To me, it makes more sense to have everything I need, live tiny and use those hours for things that are more fun than paying for housing!  Because there IS more to life than finances.

This entry was posted in Blog, General Information on .

Macy Miller is a Rocky Mountain native and the creator of MiniMotives.com. As a LEED accredited architectural designer she is a passionate promoter of good design, healthy living, and the tiny lifestyle. In 2011 she started construction on her 196 s.f. tiny house where she has been living with her partner, James, daughter, Hazel, and dog, Denver since June 2013. She and her home have been featured on Yahoo News, Time Magazine, Dwell Magazine, NPR, HGTV’s Extreme Homes and many others!

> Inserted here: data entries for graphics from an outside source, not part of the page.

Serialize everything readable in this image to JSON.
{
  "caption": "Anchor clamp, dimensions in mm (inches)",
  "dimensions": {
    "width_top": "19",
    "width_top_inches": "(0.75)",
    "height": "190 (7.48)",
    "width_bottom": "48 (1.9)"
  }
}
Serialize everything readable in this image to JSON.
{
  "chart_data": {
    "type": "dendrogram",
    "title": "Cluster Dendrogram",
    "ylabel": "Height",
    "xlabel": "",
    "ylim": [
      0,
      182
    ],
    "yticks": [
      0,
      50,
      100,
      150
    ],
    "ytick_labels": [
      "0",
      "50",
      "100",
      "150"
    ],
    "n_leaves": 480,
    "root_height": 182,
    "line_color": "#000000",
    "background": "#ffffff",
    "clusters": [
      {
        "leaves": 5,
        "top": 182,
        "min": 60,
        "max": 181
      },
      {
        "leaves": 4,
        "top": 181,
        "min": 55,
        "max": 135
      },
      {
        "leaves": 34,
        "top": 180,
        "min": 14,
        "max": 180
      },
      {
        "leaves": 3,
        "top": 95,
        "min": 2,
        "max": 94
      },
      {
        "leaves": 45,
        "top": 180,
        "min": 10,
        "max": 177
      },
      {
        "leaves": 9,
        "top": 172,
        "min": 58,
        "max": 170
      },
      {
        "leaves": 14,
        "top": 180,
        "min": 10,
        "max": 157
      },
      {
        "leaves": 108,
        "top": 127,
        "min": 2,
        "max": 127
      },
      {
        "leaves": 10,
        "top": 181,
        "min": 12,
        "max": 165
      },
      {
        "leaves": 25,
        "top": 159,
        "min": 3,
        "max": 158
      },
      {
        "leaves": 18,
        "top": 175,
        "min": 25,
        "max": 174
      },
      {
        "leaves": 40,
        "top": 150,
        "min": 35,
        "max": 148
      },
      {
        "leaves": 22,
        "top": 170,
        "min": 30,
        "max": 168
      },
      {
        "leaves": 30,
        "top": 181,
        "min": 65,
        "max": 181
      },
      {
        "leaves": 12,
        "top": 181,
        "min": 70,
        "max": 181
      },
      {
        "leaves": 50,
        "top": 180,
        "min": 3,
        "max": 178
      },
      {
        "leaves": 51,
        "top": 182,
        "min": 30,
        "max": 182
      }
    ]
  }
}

## 3 thoughts on “Why Cost Per Square Foot Is A Bad Metric For Tiny Houses”

1. JanneZack

I’m so glad you have pointed this out! I am a home designer (regular houses from tiny through HUGE Mc Mansions). I keep telling folks that once you go tiny, it has nothing really to do with the square footage, but rather the cubic inches that matter. Every inch needs to be accounted for. Great job! I enjoy your posts!

2. Scott Sorgent

I guess, my main question or issue with the kitchen cost would be…What if I can build a 100 sq. ft. kitchen with a \$2,000 IKEA cabinet, island and counter package, \$300 for the laminate and putty, \$300 for the tile and putty on the wall, \$200 in paint, \$800 for a full refrig/freezer, \$1,000 for a gas stove, and the total for this is only \$4,600 which is not \$25,000 and I’m not counting the wood, trailer, ceiling, truss and roof, so what percentage of the cost would be for the structure in comparison to the costs of the main kitchen parts?

Also, have I just pointed out that if I do it myself without the extra cost of labor, the true cost is not going to be \$102.50 sq. ft. but a lot less?